Wenn ein Monomode-Signal in eine Multimode-Faser eingeführt wird, kann ein Phänomen namens Differential Mode Delay (DMD) mehrere Signale innerhalb der Multimode-Fasern erzeugen. Dieser Effekt kann den Empfänger verwirren und die Fehler verursachen. Diese durch DMD verursachten Mehrfachsignale begrenzen die Kabellängen für den Betrieb von Gigabit-Ethernet stark. Ein Modenkonditionierungs-Patchkabel eliminiert diese mehreren Signale, indem es den Singlemode-Launch von der Mitte der Multimode-Faser weg versetzt. Dieser Versatzpunkt erzeugt einen Start, der dem typischen Multimode-LED-Launch und den daraus resultierenden mehreren Signalen ähnlich ist und den Einsatz von 1000base-LX über ein bestehendes Multimode-Kabelsystem ermöglicht.

Moduskonditionierungs-Patchkabel sind überall dort erforderlich, wo Gigabit 1000 Base-LX-Switches und -Router in bestehende Multimode-Kabelanlagen eingebaut werden. Diese spezifizierten Kabel helfen, Differential Mode Delay (DMD)-Effekte zu vermeiden, die auftreten können, wenn Langwellen-Sender-Empfängermodule sowohl an Singlemode- als auch an Multimode-Fasern betrieben werden. Das Moduskonditionierungs-Patchkabel ermöglicht es dem Singlemode-Transceiver, einen Start ähnlich einem typischen Multimode-Launch zu erzeugen.

Modusaufbereiter sind in Form eines einfachen Duplex-Patchkabels aufgebaut, so dass sie problemlos in ein System eingebaut werden können, ohne dass zusätzliche Komponenten oder Hardware benötigt werden. Ihre Länge kann von einem Meter und mehr variieren, um fast jede Netzwerktopographie zu unterstützen.

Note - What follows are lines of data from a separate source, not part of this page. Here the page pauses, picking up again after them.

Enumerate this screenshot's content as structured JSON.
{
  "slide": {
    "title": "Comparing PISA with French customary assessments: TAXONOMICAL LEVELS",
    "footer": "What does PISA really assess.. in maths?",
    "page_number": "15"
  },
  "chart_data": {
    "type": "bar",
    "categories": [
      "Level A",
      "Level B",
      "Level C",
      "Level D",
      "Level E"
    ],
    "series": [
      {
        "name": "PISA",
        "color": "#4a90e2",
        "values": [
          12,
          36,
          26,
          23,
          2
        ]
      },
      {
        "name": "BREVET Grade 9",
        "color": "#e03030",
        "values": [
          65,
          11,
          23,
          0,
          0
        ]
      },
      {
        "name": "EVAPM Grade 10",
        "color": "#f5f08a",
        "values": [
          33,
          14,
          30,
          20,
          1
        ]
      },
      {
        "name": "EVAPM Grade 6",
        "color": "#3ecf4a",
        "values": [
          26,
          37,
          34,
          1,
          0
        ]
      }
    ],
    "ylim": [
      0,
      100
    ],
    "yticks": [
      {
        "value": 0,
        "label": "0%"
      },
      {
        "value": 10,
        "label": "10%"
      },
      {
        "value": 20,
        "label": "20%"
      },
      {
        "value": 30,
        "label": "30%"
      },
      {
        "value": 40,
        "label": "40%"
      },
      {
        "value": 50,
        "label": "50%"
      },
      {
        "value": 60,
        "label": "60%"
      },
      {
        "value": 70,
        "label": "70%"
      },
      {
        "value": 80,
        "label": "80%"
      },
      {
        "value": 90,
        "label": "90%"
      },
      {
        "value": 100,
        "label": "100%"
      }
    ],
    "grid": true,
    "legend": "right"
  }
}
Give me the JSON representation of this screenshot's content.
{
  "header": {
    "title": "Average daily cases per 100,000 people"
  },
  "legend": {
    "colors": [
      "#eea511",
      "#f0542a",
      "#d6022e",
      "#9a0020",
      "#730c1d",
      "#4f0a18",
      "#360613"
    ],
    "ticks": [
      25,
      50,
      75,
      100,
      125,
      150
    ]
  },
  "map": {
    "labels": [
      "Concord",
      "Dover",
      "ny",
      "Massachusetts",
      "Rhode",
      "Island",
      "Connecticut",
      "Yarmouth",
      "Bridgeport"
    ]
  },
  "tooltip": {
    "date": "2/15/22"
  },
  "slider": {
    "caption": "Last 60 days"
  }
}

Die konditionierte Seite des Modus-Kondonierungskabels besteht aus einer gelben (single-mode) Faser, die in einem Offset-Modus mit einer orangefarbenen (multimode) Faser mit einer bestimmten Kernposition und einem bestimmten Winkel verbunden wurde. Andererseits besteht die nicht konditionierte Seite des Kabels aus einem Stück orangefarbenem (multimode) Kabel. Der gelbe Schenkel (Single-Mode) des Kabels muss mit der Sendeseite und der orange Schenkel (Multimode) mit der Empfangsseite des Gerätes verbunden sein.

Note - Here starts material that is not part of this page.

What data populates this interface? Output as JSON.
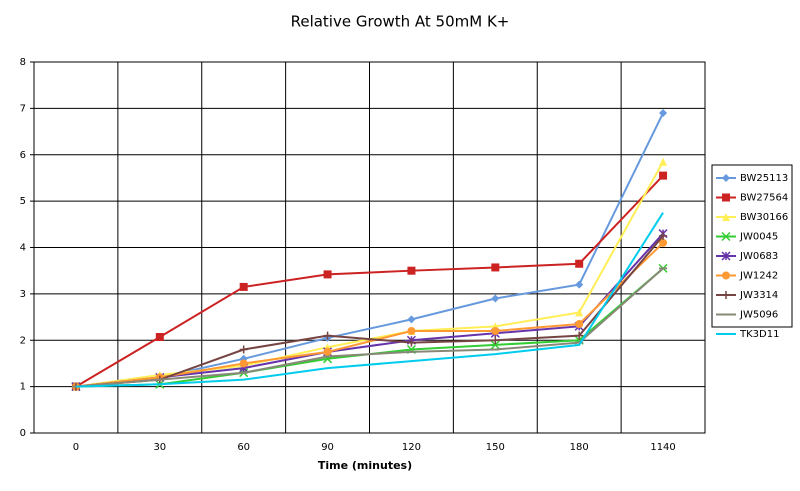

Da die optischen SPF-Transceiver, die in 1000 base LX verwendet werden, LC-Stecker verwenden, wird das produzierte Mode-Konditionierungskabel auf einer Seite einen LC-Stecker haben. Abhängig von der Herstellung des Kabels kann die andere Seite des Kabels SC-Stecker, FC-Stecker, MTRJ-Stecker oder die andere Seite die gleiche sein wie der LC-Stecker. Nicht zu vergessen, dass es auch bei einem Mode-Konditionierungskabel zu einer Einfügedämpfung von 0,2dB bis 0,5dB kommen würde. Modus-Konditionierungskabel sind sowohl für 62,5/125µm als auch für 50/125µm Multimode-Fasern erhältlich.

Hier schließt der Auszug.